The garbage collection process one every domain controller takes care that tombstones which are older than the tombstone-lifetime are deleted permanently. The garbage-collection process runs by default every 12 hours on each DC. You can also configure other periods by modifying the garbageCollPeriod Attribute of the CN=Directory Service,CN=Windows NT,CN=Services,CN=Configuration,DC=yourdomain,DC=com Object. However this should not be necessary, and I encourage nobody to modify it.
However, the object is permanently deleted now, but the NTDS.dit-Databasefile which contains the Active Directory will not decrease it's size. Instead the new "Whitespace" will be used for new objects. The only possibility to release the Whitespace in the database is to perform a offline defragmentation using NTDSUtil in the Directory Services Restore Mode. See the Knowledgebase-Article (315131) HOW TO: Use Ntdsutil to Manage Active Directory Files from the Command Line in Windows 2000 on how to perform the offline defragmentation. However this is usually not necessary that often, but should definitely been done after upgrading a domain from Windows 2000 to Windows Server 2003. You may also want to do that after you deleted a lot of objects and the tombstone-lifetime is over.

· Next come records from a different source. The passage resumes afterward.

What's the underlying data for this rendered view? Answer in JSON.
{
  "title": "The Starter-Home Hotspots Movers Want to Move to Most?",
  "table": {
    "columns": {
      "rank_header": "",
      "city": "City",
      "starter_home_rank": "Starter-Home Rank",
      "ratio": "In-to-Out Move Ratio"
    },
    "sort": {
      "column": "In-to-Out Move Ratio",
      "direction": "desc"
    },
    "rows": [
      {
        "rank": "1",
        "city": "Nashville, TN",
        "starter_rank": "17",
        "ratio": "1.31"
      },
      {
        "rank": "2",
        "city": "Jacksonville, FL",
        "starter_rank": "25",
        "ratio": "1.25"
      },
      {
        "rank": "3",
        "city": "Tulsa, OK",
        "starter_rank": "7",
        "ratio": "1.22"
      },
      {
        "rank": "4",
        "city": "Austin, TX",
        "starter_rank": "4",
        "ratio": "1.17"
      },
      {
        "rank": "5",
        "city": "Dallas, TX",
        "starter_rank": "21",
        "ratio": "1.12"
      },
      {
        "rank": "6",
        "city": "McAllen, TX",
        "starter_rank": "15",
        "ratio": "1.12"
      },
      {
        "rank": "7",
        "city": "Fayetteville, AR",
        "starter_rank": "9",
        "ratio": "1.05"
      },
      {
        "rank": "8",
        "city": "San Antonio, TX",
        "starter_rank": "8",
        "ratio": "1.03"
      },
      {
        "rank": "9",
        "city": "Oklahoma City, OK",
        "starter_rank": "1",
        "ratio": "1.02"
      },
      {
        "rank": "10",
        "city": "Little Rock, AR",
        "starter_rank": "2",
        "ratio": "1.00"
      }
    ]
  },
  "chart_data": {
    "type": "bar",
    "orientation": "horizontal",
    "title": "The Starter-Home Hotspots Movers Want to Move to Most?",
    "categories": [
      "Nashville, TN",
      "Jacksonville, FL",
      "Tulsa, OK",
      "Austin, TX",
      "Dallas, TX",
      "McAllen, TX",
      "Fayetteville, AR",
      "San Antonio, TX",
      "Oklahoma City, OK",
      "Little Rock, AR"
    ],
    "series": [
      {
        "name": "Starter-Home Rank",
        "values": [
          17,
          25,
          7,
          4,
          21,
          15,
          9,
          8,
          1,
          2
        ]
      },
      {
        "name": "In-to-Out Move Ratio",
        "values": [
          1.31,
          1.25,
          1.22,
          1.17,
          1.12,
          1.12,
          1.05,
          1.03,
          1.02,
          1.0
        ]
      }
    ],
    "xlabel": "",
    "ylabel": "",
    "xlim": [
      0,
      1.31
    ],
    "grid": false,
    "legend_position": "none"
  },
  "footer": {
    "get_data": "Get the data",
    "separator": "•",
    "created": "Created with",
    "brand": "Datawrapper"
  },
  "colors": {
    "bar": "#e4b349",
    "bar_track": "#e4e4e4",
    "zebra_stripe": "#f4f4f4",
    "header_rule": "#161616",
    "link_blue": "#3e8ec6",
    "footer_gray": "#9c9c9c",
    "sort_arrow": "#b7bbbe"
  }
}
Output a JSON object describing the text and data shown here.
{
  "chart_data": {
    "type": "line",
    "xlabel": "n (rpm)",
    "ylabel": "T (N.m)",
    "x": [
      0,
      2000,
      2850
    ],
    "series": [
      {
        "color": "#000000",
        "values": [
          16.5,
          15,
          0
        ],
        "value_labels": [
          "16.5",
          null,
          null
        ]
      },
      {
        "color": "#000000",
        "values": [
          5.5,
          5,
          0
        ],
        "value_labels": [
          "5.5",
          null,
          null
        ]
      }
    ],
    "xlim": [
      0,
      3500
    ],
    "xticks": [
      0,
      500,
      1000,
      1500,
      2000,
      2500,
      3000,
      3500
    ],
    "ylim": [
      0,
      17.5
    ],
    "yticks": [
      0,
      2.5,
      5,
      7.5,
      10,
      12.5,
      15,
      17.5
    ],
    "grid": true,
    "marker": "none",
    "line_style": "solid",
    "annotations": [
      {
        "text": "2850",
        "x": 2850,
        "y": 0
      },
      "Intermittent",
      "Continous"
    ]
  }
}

You can check whenever the garbage collection process runs and how big the amount of whitespace in the database-file is. After you set the following registry-key on your domain controller (usually no need to set it on every DC since the size and whitespace should be about the same on every DC of the domain) you'll get events in the directory services eventlog when the garbage-collection is started, stopped and how much whitespace it detected in the NTDS.dit:
HKLM\System\CurrentControlSet\Services\NTDS\Diagnostics
"6 Garbage Collection" = 1 (reg_dword)
Be careful with the logging-levels underneath that key, they are by default all 0, and you can increase them up to 5 to increase the logging-level. However as higher as the level is you might get performance issues and the eventlogs are flooded with a lot of informations. Keep them at 0, and only increase them slightly if you have specific reasons.
OK, that's it for now, but I'll have some follow-ups on related topics soon.